La demanda alega que Amazon cobra ilegalmente de más a las empresas que utilizan su plataforma para anunciar sus productos

     OAKLAND — El fiscal general de California, Rob Bonta, se unió hoy a la Comisión Federal de Comercio (FTC) y a una coalición bipartidista de 22 fiscales generales paradesafiar conductas engañosas de Amazon.com, Inc. (Amazon) relacionadas con las ventas en subasta de publicidad digital en su plataforma. La demanda, presentada en el Tribunal de Distrito de EE. UU. para el Distrito Oeste de Washington, alega que Amazon actuó en violación de las leyes californianas de Competencia Desleal y Publicidad Engañosa al cobrar ilegalmente de más a las empresas que utilizan su plataforma para anunciar sus productos. Amazon obtuvo más de 20.000 millones de dólares en recargos no revelados de sus clientes publicitarios desprevenidos. En la demanda de hoy, los fiscales generales y la FTC solicitan al tribunal que ponga fin a las prácticas engañosas de publicidad digital de Amazon y que solicite remedios, incluyendo medidas cautelares, sanciones civiles, la restitución de beneficios mal habidos y la restitución.

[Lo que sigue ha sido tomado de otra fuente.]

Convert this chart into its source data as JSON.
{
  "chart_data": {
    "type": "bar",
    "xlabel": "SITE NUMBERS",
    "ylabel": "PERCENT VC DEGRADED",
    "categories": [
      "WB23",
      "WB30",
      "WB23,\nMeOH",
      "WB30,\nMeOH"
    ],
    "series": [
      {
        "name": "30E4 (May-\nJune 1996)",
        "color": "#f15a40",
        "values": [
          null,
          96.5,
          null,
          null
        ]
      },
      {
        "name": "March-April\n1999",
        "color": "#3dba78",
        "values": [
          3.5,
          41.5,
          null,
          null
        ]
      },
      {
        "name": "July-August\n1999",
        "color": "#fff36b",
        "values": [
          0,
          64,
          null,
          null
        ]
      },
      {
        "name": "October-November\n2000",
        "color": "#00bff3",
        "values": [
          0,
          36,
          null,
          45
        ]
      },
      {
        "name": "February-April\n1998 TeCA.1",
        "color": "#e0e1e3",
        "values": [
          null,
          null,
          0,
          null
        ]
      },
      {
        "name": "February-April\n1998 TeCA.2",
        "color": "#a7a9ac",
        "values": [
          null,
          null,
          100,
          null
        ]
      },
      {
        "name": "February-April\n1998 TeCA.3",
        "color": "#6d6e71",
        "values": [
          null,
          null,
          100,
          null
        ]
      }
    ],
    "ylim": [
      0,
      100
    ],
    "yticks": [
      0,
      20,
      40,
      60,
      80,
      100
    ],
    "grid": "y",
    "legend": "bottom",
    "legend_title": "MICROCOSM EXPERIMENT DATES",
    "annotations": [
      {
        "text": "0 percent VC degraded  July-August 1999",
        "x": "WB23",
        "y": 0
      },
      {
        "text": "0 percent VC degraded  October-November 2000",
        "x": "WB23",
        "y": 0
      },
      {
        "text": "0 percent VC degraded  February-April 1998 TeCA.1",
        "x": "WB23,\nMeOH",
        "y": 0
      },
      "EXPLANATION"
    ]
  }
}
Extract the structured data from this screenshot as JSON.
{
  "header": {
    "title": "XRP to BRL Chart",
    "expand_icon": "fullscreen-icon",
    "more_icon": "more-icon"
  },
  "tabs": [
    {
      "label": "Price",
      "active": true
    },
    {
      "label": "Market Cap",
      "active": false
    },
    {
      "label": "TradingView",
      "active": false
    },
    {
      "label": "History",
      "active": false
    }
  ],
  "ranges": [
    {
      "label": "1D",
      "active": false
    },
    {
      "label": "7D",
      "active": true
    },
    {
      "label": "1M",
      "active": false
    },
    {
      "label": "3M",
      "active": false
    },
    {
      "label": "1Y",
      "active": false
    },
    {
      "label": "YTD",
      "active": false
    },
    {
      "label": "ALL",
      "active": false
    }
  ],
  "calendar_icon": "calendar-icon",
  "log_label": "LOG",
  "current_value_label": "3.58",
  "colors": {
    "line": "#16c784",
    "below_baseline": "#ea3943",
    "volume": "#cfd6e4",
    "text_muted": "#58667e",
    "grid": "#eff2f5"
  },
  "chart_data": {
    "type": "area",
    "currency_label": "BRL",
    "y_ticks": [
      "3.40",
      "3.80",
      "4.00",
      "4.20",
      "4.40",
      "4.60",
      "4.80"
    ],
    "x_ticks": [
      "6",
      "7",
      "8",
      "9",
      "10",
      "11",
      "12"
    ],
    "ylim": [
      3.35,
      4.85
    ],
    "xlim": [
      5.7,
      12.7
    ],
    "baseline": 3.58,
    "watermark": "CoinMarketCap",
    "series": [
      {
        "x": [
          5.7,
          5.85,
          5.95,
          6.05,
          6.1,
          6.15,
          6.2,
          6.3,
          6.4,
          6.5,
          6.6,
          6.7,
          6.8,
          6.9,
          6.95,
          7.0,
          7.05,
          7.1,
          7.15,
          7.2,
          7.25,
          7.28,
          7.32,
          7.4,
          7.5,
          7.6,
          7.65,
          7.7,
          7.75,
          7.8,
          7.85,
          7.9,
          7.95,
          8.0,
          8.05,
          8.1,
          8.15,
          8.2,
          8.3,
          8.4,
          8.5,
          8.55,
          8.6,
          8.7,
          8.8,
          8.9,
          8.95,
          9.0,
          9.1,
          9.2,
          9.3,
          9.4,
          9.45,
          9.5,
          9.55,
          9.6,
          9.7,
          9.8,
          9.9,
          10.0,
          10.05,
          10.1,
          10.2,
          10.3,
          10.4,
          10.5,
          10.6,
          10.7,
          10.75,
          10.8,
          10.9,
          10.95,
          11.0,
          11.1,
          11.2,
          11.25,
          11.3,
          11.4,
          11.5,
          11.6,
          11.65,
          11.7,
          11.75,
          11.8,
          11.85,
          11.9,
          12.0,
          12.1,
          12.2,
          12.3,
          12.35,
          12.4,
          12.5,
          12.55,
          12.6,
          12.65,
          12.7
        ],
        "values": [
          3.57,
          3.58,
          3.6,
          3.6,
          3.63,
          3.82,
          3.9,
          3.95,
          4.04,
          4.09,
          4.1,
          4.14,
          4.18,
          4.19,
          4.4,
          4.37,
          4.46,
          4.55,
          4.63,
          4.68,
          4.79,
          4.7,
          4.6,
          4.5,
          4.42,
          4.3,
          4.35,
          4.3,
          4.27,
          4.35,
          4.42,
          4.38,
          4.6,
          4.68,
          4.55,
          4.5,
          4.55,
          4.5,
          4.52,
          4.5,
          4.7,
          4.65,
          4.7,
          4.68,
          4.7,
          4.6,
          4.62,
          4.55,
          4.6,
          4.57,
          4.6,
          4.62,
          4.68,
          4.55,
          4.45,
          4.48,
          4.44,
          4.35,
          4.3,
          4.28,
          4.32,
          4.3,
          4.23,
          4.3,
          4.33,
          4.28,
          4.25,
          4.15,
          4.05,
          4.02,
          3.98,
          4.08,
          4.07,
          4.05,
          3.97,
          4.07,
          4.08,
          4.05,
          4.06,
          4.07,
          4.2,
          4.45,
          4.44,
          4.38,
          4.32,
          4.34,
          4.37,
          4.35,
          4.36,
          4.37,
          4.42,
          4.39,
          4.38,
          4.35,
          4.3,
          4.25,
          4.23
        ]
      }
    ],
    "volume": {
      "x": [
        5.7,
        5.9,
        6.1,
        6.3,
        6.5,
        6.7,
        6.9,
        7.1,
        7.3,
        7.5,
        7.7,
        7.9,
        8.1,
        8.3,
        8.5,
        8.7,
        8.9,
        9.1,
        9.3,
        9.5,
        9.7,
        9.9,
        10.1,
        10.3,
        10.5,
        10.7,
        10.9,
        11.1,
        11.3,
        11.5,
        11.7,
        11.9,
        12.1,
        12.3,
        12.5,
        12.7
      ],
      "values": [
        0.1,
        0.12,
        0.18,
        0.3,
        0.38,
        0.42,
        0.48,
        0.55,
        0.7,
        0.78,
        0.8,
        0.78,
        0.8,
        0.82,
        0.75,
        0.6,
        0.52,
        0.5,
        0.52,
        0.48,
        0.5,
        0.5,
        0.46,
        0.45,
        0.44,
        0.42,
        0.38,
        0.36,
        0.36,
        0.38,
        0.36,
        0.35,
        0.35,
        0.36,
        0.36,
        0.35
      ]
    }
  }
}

     "Durante años, Amazon ha tergiversado cómo calcula el coste de la publicidad en su plataforma", dijo el fiscal general Bonta. "A lo largo de los años, Amazon ha manipulado miles de millones de subastas publicitarias, inflando los beneficios de Amazon a costa de los estadounidenses que dependen de la publicidad de Amazon para generar negocio. Me enorgullece estar junto a la FTC y a mis colegas de todo el país para proteger nuestras pequeñas y medianas empresas de ser aprovechadas por esta empresa de varios billones de dólares."

       Además de operar la mayor plataforma de comercio electrónico del mundo, Amazon genera más de 68.000 millones de dólares en ingresos publicitarios anuales, principalmente vendiendo espacio publicitario en su sitio web y aplicación de comercio electrónico. Más de un millón de anunciantes compran publicidad en la plataforma de Amazon a través de subastas.

      Como se detalla en la queja, Amazon ha declarado a los clientes que anuncian en su web que sus precios publicitarios se establecen mediante subastas de "segundo precio" que clasifican a los participantes por una combinación de su puja y relevancia para las búsquedas de los compradores, y cuando el anunciante ganador solo paga la cantidad mínima necesaria (por ejemplo, un céntimo más) para superar la puja en segundo lugar. Sin embargo, la denuncia alega que, en 2019, Amazon empezó a añadir recargos además de la puja de segundo puesto establecida por las subastas y, por tanto, elevó el precio final pagado por el postor ganador, y no reveló este cambio a sus clientes de publicidad digital.

La demanda además alega que el uso de recargos por parte de Amazon tenía la intención de extraer más ingresos de los clientes publicitarios, que acabaron pagando más por la misma colocación publicitaria. La demanda ilustra que, una y otra vez, Amazon hizo declaraciones falsas o engañosas a sus clientes publicitarios sobre cómo se determinaban los precios en sus subastas y que esos clientes no pudieron descubrir la verdad sobre los recargos porque Amazon controlaba y limitaba los datos de las subastas disponibles para los clientes.

      La demanda de hoy alega que Amazon sigue utilizando recargos engañosos en sus ventas de subastas de publicidad digital hasta hoy.

       Al presentar esta demanda, el fiscal general Bonta se une a la FTC y a los fiscales generales de Alaska, Arizona, Colorado, Florida, Idaho, Illinois, Indiana, Iowa, Kentucky, Luisiana, Maryland, Nebraska, Nueva Jersey, Nueva York, Carolina del Norte, Oklahoma, Pensilvania, Rhode Island, Carolina del Sur, Vermont y Washington.